Today the sales force evaluation is a necessary, logical and helpful first step in the sales force development process. It quickly identifies all of the issues, both obvious and hidden, people as well as sytems, processes and strategies, with well thought out explanations and actions. A company can easily work on the actionable items for a few years without running out of things to improve.
What’s changed? We know more. It’s been evangelized. Pleased clients have talked it up. Companies know about us. It’s more or less the standard thing to do rather than the novel, scary thing to do. And we haven’t rested on our laurels. Even though we were first, we’ve continued to enhance it, push the envelope, and remain way out in front of the curve.

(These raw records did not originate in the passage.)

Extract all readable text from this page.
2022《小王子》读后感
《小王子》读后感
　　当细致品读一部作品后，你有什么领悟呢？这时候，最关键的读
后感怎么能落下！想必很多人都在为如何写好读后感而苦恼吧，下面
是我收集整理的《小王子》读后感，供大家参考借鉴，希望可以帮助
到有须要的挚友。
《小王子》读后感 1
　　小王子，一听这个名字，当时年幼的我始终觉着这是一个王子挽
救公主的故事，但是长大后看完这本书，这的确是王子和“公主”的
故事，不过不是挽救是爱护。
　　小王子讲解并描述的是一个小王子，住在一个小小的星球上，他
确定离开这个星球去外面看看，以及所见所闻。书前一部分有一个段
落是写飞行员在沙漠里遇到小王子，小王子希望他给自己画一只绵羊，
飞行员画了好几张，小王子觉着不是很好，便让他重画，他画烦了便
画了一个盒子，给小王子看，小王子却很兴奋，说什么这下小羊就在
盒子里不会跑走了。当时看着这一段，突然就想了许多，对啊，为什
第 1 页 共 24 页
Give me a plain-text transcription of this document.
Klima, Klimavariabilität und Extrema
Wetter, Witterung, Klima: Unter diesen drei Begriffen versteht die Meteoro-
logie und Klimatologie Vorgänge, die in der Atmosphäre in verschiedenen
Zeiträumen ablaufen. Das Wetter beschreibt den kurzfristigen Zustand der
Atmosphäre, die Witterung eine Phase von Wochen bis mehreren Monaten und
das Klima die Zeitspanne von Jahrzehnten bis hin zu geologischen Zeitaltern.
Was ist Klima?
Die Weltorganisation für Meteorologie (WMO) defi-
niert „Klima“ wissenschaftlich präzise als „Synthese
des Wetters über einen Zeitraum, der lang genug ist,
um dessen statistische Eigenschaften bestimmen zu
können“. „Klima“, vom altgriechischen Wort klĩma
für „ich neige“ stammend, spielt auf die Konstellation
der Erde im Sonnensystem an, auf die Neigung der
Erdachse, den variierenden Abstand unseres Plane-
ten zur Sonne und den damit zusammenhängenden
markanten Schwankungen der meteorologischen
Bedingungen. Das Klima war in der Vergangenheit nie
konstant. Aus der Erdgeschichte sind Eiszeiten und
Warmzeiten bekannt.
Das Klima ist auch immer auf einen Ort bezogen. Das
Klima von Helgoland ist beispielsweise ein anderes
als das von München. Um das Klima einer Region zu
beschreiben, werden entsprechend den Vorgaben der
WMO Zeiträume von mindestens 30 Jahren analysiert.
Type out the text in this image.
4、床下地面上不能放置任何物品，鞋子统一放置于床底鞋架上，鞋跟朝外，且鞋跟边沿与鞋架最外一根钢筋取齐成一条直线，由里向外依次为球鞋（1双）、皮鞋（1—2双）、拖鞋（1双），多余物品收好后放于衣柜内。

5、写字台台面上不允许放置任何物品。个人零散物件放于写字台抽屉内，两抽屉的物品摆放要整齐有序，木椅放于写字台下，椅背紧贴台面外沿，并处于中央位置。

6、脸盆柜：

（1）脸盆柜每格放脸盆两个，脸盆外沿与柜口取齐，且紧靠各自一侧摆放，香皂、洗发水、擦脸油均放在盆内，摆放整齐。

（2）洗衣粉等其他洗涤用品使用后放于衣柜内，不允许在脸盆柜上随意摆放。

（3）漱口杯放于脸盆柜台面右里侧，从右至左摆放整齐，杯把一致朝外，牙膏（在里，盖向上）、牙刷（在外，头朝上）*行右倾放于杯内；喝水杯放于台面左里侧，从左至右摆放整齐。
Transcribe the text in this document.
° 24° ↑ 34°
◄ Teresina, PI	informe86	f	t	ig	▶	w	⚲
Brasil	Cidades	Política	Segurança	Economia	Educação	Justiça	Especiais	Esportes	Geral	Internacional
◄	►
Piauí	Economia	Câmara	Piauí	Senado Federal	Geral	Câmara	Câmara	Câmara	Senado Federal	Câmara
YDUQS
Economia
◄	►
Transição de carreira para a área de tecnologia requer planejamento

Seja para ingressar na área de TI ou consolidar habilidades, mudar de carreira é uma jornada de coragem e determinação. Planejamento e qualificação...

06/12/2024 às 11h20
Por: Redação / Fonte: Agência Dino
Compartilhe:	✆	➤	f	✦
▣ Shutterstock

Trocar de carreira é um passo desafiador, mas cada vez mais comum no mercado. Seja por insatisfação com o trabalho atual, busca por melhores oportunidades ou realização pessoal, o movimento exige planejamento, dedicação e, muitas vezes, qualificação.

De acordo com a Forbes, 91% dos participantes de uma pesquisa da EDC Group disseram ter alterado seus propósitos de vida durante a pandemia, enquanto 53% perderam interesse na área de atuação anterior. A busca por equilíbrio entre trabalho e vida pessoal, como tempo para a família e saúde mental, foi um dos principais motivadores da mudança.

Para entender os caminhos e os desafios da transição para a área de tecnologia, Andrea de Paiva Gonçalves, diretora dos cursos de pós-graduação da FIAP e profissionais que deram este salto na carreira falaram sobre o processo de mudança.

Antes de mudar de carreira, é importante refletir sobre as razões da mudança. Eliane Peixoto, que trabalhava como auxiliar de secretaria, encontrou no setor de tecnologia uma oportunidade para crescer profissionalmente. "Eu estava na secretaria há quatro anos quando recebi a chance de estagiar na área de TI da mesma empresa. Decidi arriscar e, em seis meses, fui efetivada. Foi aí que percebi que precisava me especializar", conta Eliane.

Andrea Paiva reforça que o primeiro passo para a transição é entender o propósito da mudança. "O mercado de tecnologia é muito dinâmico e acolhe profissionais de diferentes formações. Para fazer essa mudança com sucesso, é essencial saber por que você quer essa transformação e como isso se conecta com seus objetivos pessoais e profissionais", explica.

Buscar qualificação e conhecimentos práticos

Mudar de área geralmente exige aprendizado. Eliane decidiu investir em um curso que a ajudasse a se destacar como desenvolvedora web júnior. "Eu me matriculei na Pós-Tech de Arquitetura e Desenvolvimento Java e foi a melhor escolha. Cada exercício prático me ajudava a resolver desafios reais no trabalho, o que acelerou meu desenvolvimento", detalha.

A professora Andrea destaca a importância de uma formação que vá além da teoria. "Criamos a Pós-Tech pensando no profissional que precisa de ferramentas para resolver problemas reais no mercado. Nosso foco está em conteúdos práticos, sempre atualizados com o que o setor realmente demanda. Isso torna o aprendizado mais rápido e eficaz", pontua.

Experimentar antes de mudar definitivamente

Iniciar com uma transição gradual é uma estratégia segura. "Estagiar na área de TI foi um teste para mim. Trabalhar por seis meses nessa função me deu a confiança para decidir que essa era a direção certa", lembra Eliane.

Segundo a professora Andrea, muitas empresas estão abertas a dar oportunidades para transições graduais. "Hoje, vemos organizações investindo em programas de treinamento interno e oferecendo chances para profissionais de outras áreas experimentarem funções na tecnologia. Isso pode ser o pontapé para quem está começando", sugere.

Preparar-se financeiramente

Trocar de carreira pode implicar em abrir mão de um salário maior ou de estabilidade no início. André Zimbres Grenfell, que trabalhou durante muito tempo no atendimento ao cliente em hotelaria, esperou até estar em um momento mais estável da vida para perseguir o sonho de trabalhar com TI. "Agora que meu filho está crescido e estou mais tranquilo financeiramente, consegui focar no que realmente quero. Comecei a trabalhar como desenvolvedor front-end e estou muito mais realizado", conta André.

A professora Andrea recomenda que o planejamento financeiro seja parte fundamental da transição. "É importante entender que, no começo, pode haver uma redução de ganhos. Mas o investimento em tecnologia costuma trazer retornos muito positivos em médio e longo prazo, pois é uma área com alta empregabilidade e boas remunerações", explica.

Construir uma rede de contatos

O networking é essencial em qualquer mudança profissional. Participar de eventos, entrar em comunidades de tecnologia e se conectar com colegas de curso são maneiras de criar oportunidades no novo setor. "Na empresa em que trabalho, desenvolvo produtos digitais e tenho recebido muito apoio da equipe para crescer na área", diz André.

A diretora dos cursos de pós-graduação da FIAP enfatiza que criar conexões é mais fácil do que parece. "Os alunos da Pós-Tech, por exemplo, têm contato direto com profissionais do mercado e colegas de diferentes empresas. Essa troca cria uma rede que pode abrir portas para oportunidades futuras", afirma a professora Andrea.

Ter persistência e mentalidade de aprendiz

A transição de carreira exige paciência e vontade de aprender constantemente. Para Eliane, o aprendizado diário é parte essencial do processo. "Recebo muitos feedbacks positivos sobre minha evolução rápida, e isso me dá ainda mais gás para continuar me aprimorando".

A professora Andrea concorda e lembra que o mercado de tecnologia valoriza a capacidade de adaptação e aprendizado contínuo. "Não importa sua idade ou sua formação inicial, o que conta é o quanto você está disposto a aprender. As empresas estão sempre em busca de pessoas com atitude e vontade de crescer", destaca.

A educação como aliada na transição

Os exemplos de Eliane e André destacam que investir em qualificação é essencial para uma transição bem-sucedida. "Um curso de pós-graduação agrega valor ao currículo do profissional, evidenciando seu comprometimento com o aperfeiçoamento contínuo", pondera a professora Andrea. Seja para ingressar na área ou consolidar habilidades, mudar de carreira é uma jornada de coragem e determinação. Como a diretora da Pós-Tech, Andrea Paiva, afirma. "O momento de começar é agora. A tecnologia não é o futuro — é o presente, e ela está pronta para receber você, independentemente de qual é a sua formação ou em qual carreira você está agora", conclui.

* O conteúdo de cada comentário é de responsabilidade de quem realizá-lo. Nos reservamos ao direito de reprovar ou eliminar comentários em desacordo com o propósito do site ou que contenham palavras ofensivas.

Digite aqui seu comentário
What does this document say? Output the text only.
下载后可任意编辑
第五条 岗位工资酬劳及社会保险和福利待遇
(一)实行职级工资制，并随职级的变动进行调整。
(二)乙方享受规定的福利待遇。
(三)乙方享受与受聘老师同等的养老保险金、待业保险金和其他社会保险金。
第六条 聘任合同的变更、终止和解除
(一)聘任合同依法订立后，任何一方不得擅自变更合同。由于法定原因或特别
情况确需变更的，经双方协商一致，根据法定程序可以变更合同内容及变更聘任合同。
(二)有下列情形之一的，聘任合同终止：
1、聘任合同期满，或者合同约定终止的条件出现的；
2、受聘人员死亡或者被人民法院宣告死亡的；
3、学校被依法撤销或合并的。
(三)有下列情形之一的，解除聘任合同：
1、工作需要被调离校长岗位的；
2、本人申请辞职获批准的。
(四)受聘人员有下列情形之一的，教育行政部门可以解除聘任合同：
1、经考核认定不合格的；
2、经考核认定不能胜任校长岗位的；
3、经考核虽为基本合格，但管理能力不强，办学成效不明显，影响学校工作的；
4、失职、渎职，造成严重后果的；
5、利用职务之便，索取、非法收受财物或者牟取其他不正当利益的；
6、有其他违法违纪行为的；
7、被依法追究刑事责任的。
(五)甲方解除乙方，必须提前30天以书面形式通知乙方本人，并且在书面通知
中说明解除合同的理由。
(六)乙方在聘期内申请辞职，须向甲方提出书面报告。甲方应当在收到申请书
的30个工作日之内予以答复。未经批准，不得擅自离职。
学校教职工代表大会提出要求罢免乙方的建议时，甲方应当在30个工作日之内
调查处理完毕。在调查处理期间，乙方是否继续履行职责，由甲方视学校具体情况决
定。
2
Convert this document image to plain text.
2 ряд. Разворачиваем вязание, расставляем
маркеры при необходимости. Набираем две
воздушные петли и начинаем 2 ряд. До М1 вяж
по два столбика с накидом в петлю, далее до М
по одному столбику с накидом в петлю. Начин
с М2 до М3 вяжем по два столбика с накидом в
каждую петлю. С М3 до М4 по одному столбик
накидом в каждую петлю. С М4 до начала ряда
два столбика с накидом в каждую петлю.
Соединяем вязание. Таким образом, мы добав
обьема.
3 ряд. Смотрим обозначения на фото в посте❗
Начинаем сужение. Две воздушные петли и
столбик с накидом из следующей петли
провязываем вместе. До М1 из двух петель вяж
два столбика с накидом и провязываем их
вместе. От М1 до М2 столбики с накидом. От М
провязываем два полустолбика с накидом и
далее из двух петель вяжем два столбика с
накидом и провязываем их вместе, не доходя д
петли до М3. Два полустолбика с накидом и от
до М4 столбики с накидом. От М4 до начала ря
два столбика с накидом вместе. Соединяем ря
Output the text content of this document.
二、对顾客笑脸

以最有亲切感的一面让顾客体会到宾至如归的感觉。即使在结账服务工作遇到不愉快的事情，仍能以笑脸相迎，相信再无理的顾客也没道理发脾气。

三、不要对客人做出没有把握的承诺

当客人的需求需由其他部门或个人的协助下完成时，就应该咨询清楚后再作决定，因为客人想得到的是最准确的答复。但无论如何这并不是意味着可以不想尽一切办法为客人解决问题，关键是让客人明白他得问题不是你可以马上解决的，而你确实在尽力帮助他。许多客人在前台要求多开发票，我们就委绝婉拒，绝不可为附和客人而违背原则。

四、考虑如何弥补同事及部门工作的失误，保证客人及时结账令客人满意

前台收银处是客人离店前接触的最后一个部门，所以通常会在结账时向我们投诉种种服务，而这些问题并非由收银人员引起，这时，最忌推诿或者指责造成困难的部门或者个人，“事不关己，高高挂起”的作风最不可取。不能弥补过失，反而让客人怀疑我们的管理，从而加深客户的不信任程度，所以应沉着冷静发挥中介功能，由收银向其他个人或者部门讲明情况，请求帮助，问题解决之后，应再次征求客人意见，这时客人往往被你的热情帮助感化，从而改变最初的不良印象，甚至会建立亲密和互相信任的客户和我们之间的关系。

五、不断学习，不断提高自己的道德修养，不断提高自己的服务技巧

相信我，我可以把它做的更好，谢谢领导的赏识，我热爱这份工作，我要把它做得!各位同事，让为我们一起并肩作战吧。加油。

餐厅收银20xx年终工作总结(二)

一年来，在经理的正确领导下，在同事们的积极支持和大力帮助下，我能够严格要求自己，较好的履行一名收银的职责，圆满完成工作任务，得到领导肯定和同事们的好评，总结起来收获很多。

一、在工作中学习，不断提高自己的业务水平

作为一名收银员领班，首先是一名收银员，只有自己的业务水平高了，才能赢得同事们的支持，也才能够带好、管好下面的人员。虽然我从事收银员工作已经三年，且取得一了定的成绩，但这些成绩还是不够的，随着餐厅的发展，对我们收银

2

The only challenge to this is resistance. I learned from Bob Kriegel, author of three great business books, that people resist for one of four reasons:
- Fear
- Complacency
- What’s in it for me?
- Dumped Down on Them (Pigeon effect)
Sales Managers tend to resist up front – they don’t want any part of a process that could possibly reflect badly upon them. Salespeople tend to resist later, when they aren’t ready to agree with an accurate finding. Presidents and CEO’s tend not to resist at all and, if change is to take place, they are the ones that need to drive the process. If those who report to them resist, strong CEO’s will push and pull them along while weak CEO’s may fear the push-back, giving validity to the resistance movement and preventing change from ever taking place.
Growing a company is all about change. It’s never about standing pat. Do you embrace change, always look for a better, more efficient, more effective way to get the result you’re after or do you embrace the status-quo?